Twenty of Her’s DFL colleagues co-authored the bill and the House Workforce and Business Development Finance and Policy Committee even gave it a hearing last week. Which gave us this surreal exchange between Rep. Tony Jurgens (R-Hastings) and Rep. Her:
“If this were to become law, to me, I read that as saying a tree would have more legal rights than that of an unborn baby. And I find that very problematic to put that into statute.”Rep. Tony Jurgens
“I want to remind us that we, as a country, have deceided that companies are people. I don’t see how this is any different than saying that the most precious resources, our water, our soil, should also have the right to live and sustain so that we can live and sustain. Corporations provide jobs, but if corporations didn’t exist, I mean, we would have negative consequences to that, but our lives wouldn’t depend on it. If we don’t have water and air and soil that is clean, we don’t exist.”Rep. Koahly Her
We assume Rep. Her’s “companies are people” remark refers to recent Supreme Court decisions extending free speech protections to corporations such as the Citizens United case. It’s absurd to go from the Supreme Court allowing corporations campaign finance free speech rights to “we as a country decided companies are people.” Yet here we have a DFL member of the Minnesota Legislature actually arguing in committee that since companies are people, plants, soil and water can be people too. Because plants are more important than companies.
Crazy? Or crazy like a fox? Pretty soon House Democrats will be registering plants and trees to vote in the next election.

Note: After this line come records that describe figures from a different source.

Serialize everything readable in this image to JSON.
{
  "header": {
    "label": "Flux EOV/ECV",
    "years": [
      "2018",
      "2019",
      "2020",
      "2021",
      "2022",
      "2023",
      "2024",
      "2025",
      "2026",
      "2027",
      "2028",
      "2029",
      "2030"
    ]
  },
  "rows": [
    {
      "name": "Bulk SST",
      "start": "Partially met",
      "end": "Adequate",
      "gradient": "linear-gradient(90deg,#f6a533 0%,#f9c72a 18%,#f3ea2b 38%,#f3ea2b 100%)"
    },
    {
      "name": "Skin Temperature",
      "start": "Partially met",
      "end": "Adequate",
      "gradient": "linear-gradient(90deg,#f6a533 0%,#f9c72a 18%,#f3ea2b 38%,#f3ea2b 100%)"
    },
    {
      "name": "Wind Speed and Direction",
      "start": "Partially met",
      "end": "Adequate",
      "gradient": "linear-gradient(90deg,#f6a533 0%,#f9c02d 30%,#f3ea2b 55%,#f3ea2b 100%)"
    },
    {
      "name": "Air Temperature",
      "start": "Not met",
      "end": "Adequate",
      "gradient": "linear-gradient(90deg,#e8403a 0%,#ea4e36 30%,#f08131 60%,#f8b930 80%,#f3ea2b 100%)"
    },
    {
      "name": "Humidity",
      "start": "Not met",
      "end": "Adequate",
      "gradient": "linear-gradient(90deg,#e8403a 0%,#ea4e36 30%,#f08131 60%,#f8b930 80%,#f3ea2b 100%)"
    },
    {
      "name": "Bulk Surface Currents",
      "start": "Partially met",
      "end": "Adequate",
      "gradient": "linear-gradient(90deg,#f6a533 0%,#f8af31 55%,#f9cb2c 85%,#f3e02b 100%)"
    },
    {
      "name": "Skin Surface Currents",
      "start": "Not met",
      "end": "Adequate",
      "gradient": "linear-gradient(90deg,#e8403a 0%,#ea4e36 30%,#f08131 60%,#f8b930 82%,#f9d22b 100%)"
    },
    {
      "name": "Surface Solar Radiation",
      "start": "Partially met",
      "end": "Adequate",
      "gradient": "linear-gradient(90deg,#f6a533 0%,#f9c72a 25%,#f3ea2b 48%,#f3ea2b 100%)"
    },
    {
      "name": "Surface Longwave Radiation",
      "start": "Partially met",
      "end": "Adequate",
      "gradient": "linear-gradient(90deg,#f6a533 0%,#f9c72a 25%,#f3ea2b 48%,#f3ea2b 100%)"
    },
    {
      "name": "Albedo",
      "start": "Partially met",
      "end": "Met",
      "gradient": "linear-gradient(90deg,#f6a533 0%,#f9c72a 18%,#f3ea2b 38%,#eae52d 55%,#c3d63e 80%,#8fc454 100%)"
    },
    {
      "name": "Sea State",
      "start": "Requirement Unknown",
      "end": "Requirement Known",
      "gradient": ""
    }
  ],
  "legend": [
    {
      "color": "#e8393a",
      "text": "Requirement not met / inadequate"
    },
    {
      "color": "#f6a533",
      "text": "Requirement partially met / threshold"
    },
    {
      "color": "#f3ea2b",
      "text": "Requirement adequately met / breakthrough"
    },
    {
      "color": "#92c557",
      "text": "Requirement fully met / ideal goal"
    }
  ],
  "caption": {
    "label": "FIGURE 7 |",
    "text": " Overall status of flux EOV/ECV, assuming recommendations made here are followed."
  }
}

A good bill that brings accountability to non-profits
With state government increasingly reliant on nonprofits for delivering basic services, Republicans in the legislature have introduced a timely bill to impose some much-needed accountability. SF 4359 was introduced last week by state Sen. Michelle Benson (R-Ham Lake), who is also a candidate for governor this year.

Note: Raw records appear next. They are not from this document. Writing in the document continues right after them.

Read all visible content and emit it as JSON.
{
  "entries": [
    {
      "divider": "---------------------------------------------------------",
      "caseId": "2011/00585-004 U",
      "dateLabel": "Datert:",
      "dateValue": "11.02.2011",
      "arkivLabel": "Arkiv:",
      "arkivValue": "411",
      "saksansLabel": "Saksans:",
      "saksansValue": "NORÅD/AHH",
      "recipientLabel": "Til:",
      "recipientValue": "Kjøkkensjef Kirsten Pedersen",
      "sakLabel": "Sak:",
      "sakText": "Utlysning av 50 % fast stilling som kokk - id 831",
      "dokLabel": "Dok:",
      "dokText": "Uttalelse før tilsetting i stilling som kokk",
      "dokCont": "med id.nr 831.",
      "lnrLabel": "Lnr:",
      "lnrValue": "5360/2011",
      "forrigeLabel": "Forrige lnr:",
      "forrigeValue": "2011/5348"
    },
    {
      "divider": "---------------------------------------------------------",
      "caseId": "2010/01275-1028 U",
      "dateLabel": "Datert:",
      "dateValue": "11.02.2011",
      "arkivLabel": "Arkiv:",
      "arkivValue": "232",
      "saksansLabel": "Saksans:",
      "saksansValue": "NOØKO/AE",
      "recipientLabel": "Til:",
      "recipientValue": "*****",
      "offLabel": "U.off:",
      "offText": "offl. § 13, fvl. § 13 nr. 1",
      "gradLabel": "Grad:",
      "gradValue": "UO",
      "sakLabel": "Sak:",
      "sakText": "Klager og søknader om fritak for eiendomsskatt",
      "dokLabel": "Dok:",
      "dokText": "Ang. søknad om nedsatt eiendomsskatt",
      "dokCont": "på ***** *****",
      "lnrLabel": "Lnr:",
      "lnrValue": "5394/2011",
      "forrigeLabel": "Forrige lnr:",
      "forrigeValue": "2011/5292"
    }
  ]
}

The bill would require a nonprofit to exist for two years before participating in state programs involving public safety, childcare, or food distribution. It would cap salaries of nonprofit leaders and would impose third-party auditing requirements. Nonprofits with board members who are state employees or elected officials would not be allowed to access state contracts. The bill would also require criminal background checks of participating nonprofit employees.
The House companion bill (HF 4682) was introduced by state Rep. Tony Albright (R-Prior Lake). Whether it’s the effectiveness of “violence disrupters” in reducing metro crime or FBI allegations of free-food fraud committed on an industrial scale, questions have been raised about using nonprofits for government work
The bill was filed too late in this year’s session to be passed as a stand-alone measure, but look for it to be included, in some form, in the final work product negotiated next month.

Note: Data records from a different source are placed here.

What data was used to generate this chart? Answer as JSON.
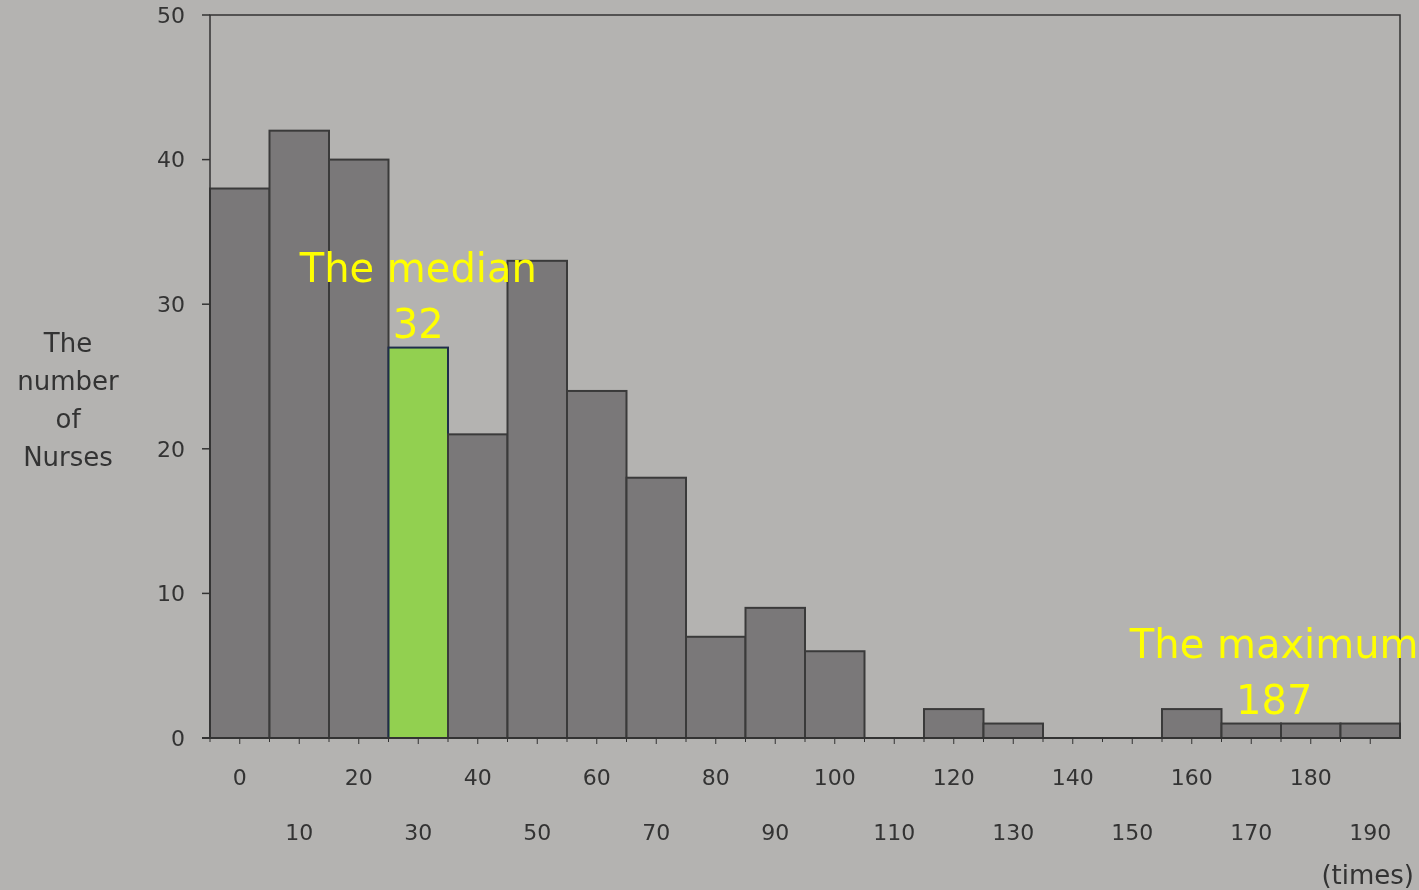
{
  "chart_data": {
    "type": "bar",
    "xlabel": "(times)",
    "ylabel": "The number of Nurses",
    "categories": [
      "0",
      "10",
      "20",
      "30",
      "40",
      "50",
      "60",
      "70",
      "80",
      "90",
      "100",
      "110",
      "120",
      "130",
      "140",
      "150",
      "160",
      "170",
      "180",
      "190"
    ],
    "values": [
      38,
      42,
      40,
      27,
      21,
      33,
      24,
      18,
      7,
      9,
      6,
      0,
      2,
      1,
      0,
      0,
      2,
      1,
      1,
      1
    ],
    "colors": [
      "#7a7879",
      "#7a7879",
      "#7a7879",
      "#92d050",
      "#7a7879",
      "#7a7879",
      "#7a7879",
      "#7a7879",
      "#7a7879",
      "#7a7879",
      "#7a7879",
      "#7a7879",
      "#7a7879",
      "#7a7879",
      "#7a7879",
      "#7a7879",
      "#7a7879",
      "#7a7879",
      "#7a7879",
      "#7a7879"
    ],
    "ylim": [
      0,
      50
    ],
    "yticks": [
      0,
      10,
      20,
      30,
      40,
      50
    ],
    "grid": false,
    "annotations": [
      {
        "text": "The median\n32",
        "x": "30",
        "y": 27
      },
      {
        "text": "The maximum\n187",
        "x": "180",
        "y": 1
      }
    ]
  }
}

Senate committee passes strong crime bill
Senate Republicans held a long hearing on their public safety package this week. There are many provisions in the bill including two proposals from American Experiment’s 2022 legislative agenda.
- SF 3224 is a bill sponsored by Sen. Scott Newman (R-Hutchinson) that creates a strong Three Strikes law for violent offenders. It changes a “may” to a “must” for judges to apply the maximum sentence if a violent criminal already has two similar offenses.
- SF 2673 is a bill sponsored by Sen. Warren Limmer (R-Maple Grove) that removes the ability of prosecutors and judges to waive mandatory minimum sentences for those who commit violent crimes with firearms. This bill is a real attempt to close the revolving door of justice in Minnesota.
These two bills would actually make people in Minnesota safer as soon as they become law, in stark contrast to Democratic proposals to send more money to non-profit “violence preventers.”